The Los Gatos Town Council rejected an appeal by a neighbor opposed to a proposed lot adjustment on a Los Robles Way property.
Following a bit of back-and-forth with Town Attorney Gabrielle Whelan about the 17200 Los Robles Way site—and after the developer produced an old subdivision map with a prospective road already foreseen—Council denied the appeal.
“This has been an ongoing struggle in our community,” said neighbor Alison Steer, the appellant, at the Dec. 19 meeting. “All the sudden you’re going to create a new public right-of-way, which is going to be paid for by the Town of Los Gatos taxpayer. So, we’re going to build this person a driveway. And we’re going to maintain the driveway…The Town has done everything possible to make sure this goes through. And I’ve never seen any kind of bias like this before in my life. I’m an electrical engineer. I’m a woman. I work in the industry. And I’ve never seen bias like this.”
Planning Commission had already rejected the effort to block the lot line adjustment of three adjoining lots.
In its report to Council, staff noted several lot violations would be fixed by allowing the reconfiguration to proceed.
‘The Town has done everything possible to make sure this goes through.’—Alison Steer, neighbor
But in her public testimony, Steer said the Town was trying to “make sure a developer can get what they want.”
The parcels are located at Los Robles Way and Worcester Lane.
Part of what figured into the decision was that of Government Code Section 66412(d), which describes which re-drawings are to be ministerial in nature: if the new lot line adjustment involves four or fewer existing adjoining parcels, where the land taken from one is simply added to an adjoining parcel, and where no extra parcels are created; and the resulting properties still fall within the General Plan rules.
Staff noted in its report that ministerial projects are exempt from the stringent California Environmental Quality Act review process.
Council was also wary of taking too big of a swing on this particular case, as it’s part of litigation that was stayed.
Steer reiterated her contention that a right-of-way doesn’t exist “on any of the maps today,” on questioning from Councilmember Rob Rennie about her chief concerns.
Developer Tony Jeans sought to quash the idea that Los Gatos would be on the hook for a new road—and he produced a vintage document to prove his case.
“This is the subdivision map that created Los Robles Way,” he said. “I would like to point out where Los Robles Way goes. It goes all the way up here, and then it goes onto the property and terminates at the point we have shown. So, the frontage is actually along this section here. And I don’t care what Alison says. It’s on the property.”
He added that in 1927 Los Gatos OK’d the subdivision map with language that doesn’t leave much to the imagination.
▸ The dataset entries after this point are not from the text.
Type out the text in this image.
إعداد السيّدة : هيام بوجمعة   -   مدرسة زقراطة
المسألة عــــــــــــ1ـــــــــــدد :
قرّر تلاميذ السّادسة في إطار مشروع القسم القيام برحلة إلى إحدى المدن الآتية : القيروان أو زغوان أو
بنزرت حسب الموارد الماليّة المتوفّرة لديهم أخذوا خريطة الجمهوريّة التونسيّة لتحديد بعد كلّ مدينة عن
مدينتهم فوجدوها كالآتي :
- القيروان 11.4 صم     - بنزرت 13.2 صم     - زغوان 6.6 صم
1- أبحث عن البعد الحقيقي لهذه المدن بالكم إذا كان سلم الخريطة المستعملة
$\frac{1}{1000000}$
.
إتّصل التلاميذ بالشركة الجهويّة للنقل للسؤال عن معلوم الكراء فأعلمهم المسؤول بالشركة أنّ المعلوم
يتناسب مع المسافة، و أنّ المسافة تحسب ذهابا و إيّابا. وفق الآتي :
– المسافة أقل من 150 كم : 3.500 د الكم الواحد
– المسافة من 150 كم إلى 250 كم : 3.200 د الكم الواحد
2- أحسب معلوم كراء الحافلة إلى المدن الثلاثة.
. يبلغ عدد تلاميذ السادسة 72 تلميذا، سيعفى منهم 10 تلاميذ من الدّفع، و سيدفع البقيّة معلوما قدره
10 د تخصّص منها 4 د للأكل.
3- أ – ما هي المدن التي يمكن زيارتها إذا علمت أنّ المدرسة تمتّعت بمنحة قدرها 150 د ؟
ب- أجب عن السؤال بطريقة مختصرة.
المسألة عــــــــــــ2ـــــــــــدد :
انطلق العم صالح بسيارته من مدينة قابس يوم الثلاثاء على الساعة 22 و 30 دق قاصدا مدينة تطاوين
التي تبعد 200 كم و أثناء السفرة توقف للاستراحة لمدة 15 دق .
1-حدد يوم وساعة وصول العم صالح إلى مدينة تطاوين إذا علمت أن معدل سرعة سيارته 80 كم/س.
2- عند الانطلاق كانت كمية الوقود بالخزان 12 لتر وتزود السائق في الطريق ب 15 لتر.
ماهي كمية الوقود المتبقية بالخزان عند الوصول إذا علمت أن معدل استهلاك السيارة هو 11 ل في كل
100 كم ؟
“It says all the streets are approved and accepted as public highways,” he said. “So, this is a public right-of-way going all the way down, as shown on this map.”
Whelan said the lot line adjustment would be considered a minor land use change and not subject to a CEQA review.
Rennie asked if an SB9 project (that would allow a different sort of ministerial lot-split) would be allowed regardless of a lot line adjustment.
Planning Manager Jennifer Armer confirmed that a developer could submit an SB9 plan for the area in question.
Councilmember Maria Ristow said it would be more appropriate to debate many of the concerns when a development is actually proposed.
In an email to the Los Gatan, last year, Steer said her home looks out toward a ravine past a parcel that’s currently too small to build anything on.
She said the lot line adjustment creates the opportunity for several new homes to be built at some point in the future next to where she lives.
Four Council members voted to deny the appeal, with Vice Mayor Matthew Hudes abstaining.